Especially powerful for trauma held in the body (implicit memory)
2. Communal chanting, Qur’an recitation, or collective singing
Regulates tonic immobility and dissociation by re-engaging voice, breath, and timing
Activates ventral vagal pathways through prosody, rhythm, and co-regulated sound
Restores a sense of presence without exposure
The shared vocal field reduces isolation and invisibility
3. Story circles (witnessed storytelling)
Directly heals the wound of invisibility and un-witnessed experience
Integrates fragmented memory by putting experience into language with a witness
Supports transition out of dorsal vagal shutdown through meaning and connection
Key outcome: “I am seen, and I survive being seen”

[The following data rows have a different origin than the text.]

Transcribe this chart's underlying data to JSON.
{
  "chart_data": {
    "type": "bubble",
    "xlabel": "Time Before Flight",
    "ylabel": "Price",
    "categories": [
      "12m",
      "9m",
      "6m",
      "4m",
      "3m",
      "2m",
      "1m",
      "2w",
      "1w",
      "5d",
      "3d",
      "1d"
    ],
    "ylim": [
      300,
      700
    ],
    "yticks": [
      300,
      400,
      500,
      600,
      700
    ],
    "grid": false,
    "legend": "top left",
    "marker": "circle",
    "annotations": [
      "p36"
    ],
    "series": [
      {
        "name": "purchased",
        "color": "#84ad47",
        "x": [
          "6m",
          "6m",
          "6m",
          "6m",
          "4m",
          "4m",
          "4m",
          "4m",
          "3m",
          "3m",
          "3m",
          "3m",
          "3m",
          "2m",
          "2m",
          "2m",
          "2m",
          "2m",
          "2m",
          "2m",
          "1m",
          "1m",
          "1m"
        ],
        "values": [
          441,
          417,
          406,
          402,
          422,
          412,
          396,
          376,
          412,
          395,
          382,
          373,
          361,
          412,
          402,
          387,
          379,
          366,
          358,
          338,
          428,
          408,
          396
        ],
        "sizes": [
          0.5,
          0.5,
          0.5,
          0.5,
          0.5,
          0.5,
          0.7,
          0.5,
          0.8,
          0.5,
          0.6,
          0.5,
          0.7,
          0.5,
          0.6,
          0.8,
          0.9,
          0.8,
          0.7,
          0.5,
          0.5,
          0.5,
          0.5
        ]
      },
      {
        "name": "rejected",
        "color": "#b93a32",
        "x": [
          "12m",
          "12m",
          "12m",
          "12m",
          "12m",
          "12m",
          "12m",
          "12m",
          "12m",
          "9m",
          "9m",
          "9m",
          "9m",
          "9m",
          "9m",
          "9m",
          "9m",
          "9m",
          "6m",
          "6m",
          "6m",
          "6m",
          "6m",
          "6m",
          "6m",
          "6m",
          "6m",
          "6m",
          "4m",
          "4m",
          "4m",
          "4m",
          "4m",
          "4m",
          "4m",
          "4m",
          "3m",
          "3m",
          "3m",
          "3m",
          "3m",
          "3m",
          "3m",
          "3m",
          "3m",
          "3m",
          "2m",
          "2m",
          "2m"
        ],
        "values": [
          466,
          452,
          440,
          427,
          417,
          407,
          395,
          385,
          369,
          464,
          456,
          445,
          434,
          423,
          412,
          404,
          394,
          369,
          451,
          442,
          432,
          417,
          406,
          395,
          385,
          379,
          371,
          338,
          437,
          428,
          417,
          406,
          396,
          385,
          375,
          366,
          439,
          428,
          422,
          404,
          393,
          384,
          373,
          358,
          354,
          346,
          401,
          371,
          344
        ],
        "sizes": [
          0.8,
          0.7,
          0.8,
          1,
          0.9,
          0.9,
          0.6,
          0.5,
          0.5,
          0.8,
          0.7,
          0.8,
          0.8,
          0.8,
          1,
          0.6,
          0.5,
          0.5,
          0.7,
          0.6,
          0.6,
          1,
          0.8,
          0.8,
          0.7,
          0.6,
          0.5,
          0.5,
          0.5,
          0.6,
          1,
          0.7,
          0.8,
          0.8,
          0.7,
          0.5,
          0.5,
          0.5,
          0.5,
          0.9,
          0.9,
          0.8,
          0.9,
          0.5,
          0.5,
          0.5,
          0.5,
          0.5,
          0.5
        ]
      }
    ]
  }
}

4. Shared meals and embodied hospitality rituals
Regulates dorsal vagal collapse through safe co-regulation, presence, sensory activation, and establishment of routine
Re-establishes cues of safety (smell, taste, repetition, predictability)
Restores basic nervous system signals: “I can receive without danger”

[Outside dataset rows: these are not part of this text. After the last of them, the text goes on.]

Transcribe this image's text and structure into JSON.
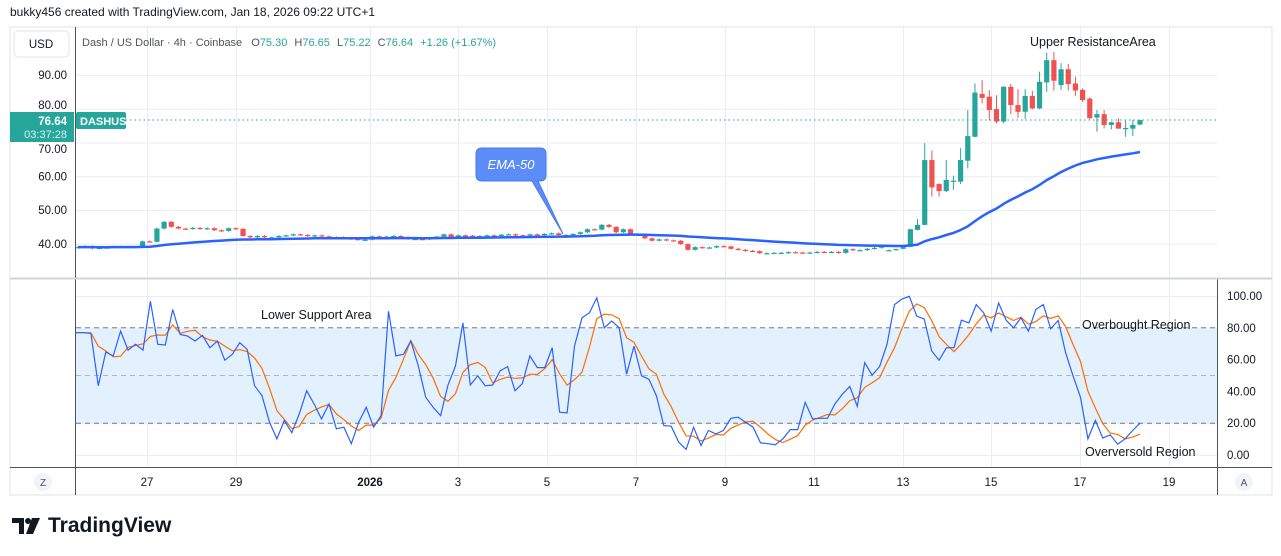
{
  "header": "bukky456 created with TradingView.com, Jan 18, 2026 09:22 UTC+1",
  "currency_button": "USD",
  "legend": {
    "symbol": "Dash / US Dollar · 4h · Coinbase",
    "o_label": "O",
    "o": "75.30",
    "h_label": "H",
    "h": "76.65",
    "l_label": "L",
    "l": "75.22",
    "c_label": "C",
    "c": "76.64",
    "change": "+1.26 (+1.67%)"
  },
  "last_price": {
    "value": "76.64",
    "countdown": "03:37:28",
    "ticker": "DASHUSD"
  },
  "annotations": {
    "ema_callout": "EMA-50",
    "upper": "Upper ResistanceArea",
    "lower": "Lower Support Area",
    "overbought": "Overbought Region",
    "oversold": "Overversold Region"
  },
  "buttons": {
    "z": "Z",
    "a": "A"
  },
  "logo_text": "TradingView",
  "colors": {
    "up": "#26a69a",
    "down": "#ef5350",
    "ema": "#2962ff",
    "rsi": "#2962ff",
    "rsi_ma": "#ff6d00",
    "band": "#e3f0fd",
    "callout": "#5b8cf7"
  },
  "chart_data": [
    {
      "type": "candlestick",
      "title": "Dash / US Dollar · 4h · Coinbase",
      "y_ticks": [
        "90.00",
        "80.00",
        "70.00",
        "60.00",
        "50.00",
        "40.00"
      ],
      "y_tick_values": [
        90,
        80,
        70,
        60,
        50,
        40
      ],
      "ylim": [
        33.5,
        100
      ],
      "x_ticks": [
        "27",
        "29",
        "2026",
        "3",
        "5",
        "7",
        "9",
        "11",
        "13",
        "15",
        "17",
        "19"
      ],
      "early_closes": [
        39.0,
        39.3,
        38.6,
        38.8,
        38.9,
        39.2,
        39.0,
        39.1,
        39.1,
        40.7,
        40.6,
        44.5,
        46.5,
        45,
        44.5,
        44.4,
        44.7,
        44.4,
        44.6,
        44,
        43.8,
        44.6,
        44.4,
        42.3,
        41.9,
        42.3,
        41.9,
        41.9,
        42.3,
        42.5,
        42.8,
        42.6,
        42.3,
        42.5,
        42.2,
        42.0,
        41.9,
        41.6,
        41.4,
        41.2,
        41.2,
        42.2,
        41.8,
        42.1,
        42.3,
        41.9,
        41.4,
        41.4,
        41.3,
        41.6,
        42.1,
        42.8,
        41.9,
        42.5,
        42.4,
        42.1,
        42.3,
        42.5,
        42.3,
        42.7,
        42.8,
        42.5,
        42.4,
        42.8,
        42.6,
        42.9,
        43.1,
        42.6,
        42.6,
        42.9,
        43.4,
        44.3,
        44.2,
        45.6,
        45.0,
        43.4,
        44.3,
        42.9,
        42.6,
        41.6,
        40.9,
        41.3,
        41.0,
        40.9,
        39.9,
        38.2,
        39.0,
        38.8,
        38.9,
        39.3,
        39.2,
        38.5,
        38.2,
        37.9,
        37.8,
        37.2,
        37.2,
        37.3,
        37.3,
        37.5,
        37.4,
        37.3,
        37.4,
        37.6,
        37.5,
        37.6,
        37.3,
        38.4,
        38.1,
        38.1,
        38.5,
        38.8,
        39.2
      ],
      "ohlc": [
        [
          38.1,
          38.3,
          37.9,
          38.1
        ],
        [
          38.1,
          38.6,
          38.0,
          38.4
        ],
        [
          38.5,
          39.2,
          38.4,
          39.0
        ],
        [
          39.1,
          44.3,
          39.0,
          44.3
        ],
        [
          44.1,
          47.3,
          44.0,
          45.6
        ],
        [
          45.6,
          69.8,
          45.5,
          64.8
        ],
        [
          64.8,
          67.6,
          54.0,
          56.7
        ],
        [
          57.7,
          57.9,
          54.0,
          55.6
        ],
        [
          55.6,
          64.8,
          55.3,
          58.9
        ],
        [
          58.7,
          60.2,
          56.0,
          58.7
        ],
        [
          58.4,
          68.3,
          57.7,
          64.8
        ],
        [
          64.6,
          79.6,
          62.3,
          71.9
        ],
        [
          71.7,
          87.5,
          71.5,
          84.8
        ],
        [
          84.4,
          88.5,
          81.6,
          83.2
        ],
        [
          83.6,
          85.5,
          76.5,
          79.6
        ],
        [
          79.9,
          84.0,
          75.7,
          76.2
        ],
        [
          76.2,
          86.7,
          75.7,
          86.5
        ],
        [
          86.5,
          87.3,
          78.4,
          81.1
        ],
        [
          81.1,
          85.8,
          77.3,
          79.1
        ],
        [
          79.1,
          85.8,
          77.0,
          83.8
        ],
        [
          83.8,
          85.3,
          79.8,
          80.1
        ],
        [
          80.1,
          91.0,
          79.9,
          88.0
        ],
        [
          87.8,
          96.6,
          85.0,
          94.4
        ],
        [
          94.4,
          96.8,
          85.4,
          88.3
        ],
        [
          87.0,
          93.5,
          85.6,
          91.7
        ],
        [
          91.7,
          93.3,
          85.4,
          87.3
        ],
        [
          87.5,
          89.5,
          83.8,
          85.4
        ],
        [
          85.6,
          86.0,
          82.0,
          82.6
        ],
        [
          83.0,
          83.4,
          76.9,
          77.2
        ],
        [
          77.4,
          79.6,
          73.2,
          78.4
        ],
        [
          78.4,
          79.6,
          74.2,
          75.2
        ],
        [
          75.2,
          76.2,
          73.9,
          76.0
        ],
        [
          76.0,
          77.2,
          74.1,
          74.1
        ],
        [
          74.2,
          76.5,
          71.7,
          74.3
        ],
        [
          74.1,
          76.7,
          71.9,
          75.2
        ],
        [
          75.3,
          76.65,
          75.22,
          76.64
        ]
      ],
      "overlay": {
        "name": "EMA-50",
        "type": "ema",
        "period": 50
      }
    },
    {
      "type": "line",
      "title": "RSI",
      "y_ticks": [
        "100.00",
        "80.00",
        "60.00",
        "40.00",
        "20.00",
        "0.00"
      ],
      "y_tick_values": [
        100,
        80,
        60,
        40,
        20,
        0
      ],
      "ylim": [
        0,
        100
      ],
      "bands": {
        "upper": 80,
        "middle": 50,
        "lower": 20
      },
      "series": [
        {
          "name": "RSI",
          "values": [
            76.9,
            76.9,
            76.5,
            43.5,
            64.8,
            62.3,
            77.9,
            66,
            69.6,
            66,
            96.7,
            69.6,
            69.2,
            91.5,
            75.8,
            74.8,
            71.7,
            75.2,
            67.5,
            71.7,
            59.6,
            63.3,
            70.6,
            66.5,
            43.5,
            37.3,
            20.6,
            10.2,
            21.7,
            14,
            25.8,
            40.4,
            32.1,
            22.7,
            32.1,
            16.5,
            17.5,
            7.1,
            20.6,
            30,
            17.5,
            24.8,
            90.4,
            62.3,
            63.3,
            71.7,
            56,
            36.3,
            30,
            24.8,
            44,
            56,
            83.1,
            44,
            49.8,
            43.5,
            44,
            52.9,
            55.6,
            40.4,
            45,
            62.3,
            55,
            55,
            67.5,
            26.9,
            26.5,
            68.5,
            86.3,
            89.4,
            98.8,
            80,
            84.2,
            80,
            50.8,
            68.5,
            49.8,
            47.7,
            37.3,
            18.5,
            18.1,
            8.1,
            3.5,
            17.5,
            6,
            15.4,
            13.3,
            15.4,
            23.1,
            23.8,
            20.6,
            17.5,
            7.7,
            7.1,
            6.5,
            10.2,
            16,
            16,
            33.1,
            22.7,
            23.1,
            23.1,
            32.1,
            38.3,
            43.1,
            30.6,
            58.1,
            50.2,
            55.6,
            69.6,
            94.6,
            98.1,
            99.8,
            87.3,
            85.6,
            65.4,
            59.6,
            67.5,
            67.5,
            84.8,
            83.1,
            94.6,
            89.4,
            77.9,
            95.6,
            84.8,
            80,
            86.3,
            77.9,
            91.5,
            94.6,
            79.4,
            84.6,
            64.4,
            49.8,
            36.3,
            10.2,
            21.7,
            10.6,
            12.7,
            6.8,
            10.2,
            15.4,
            20
          ]
        },
        {
          "name": "RSI-based MA",
          "type": "sma",
          "period": 4
        }
      ]
    }
  ]
}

Especially reparative for deprivation and displacement histories
5. Collective prayer and ritual synchronisation (structured spiritual practice)
Integrates all three states through structured rhythm, meaning, and co-regulation
Standing, bowing, breathing, and timing create somatic containment for dysregulation
Supports transition from chaos to order, being able to find surrender in a regulated way
Reinforces identity continuity: “I belong to something larger that holds me”
Core principle across all 5 skills:
Healing happens more effectively through co-regulation and nervous systems that regulate each other, and less through individual regulation, especially when there has been:
helpless witnessing
fragmentation of identity
chronic invisibility
collective threat or exile
In the context of the diaspora, the nervous system doesn’t just need to feel calm and regulated, it needs to access a sense of belonging that is embodied, rhythmic, and witnessed.
Poetic Reflections
"The deeper that sorrow carves into your being
The more joy you can contain"
- Khalil Gibran
Therapeutic Skill of the Week
Humming and singing as part of the vagus nerve activation. This is done best as a collective practice, so grab a family member or a friend, hold hands and pick a song to sing together.
Focus on the vibrations dancing between your two bodies, close your eyes and hear the harmony of the melodies, and know that the vibrations are embracing your nervous system, they do not just dissipate into the air.
The song regulates you, and if you pick a song with meaningful lyrics that touch your heart and strike hope into life, then all the better.
Thank you for reading.
With light, love and hope.
All my very best,
Tala
References
Australian Bureau of Statistics : Census of Population and Housing: Cultural diversity data summary, 2021" (XLSX). Abs.gov.au. Retrieved 26 July 2022.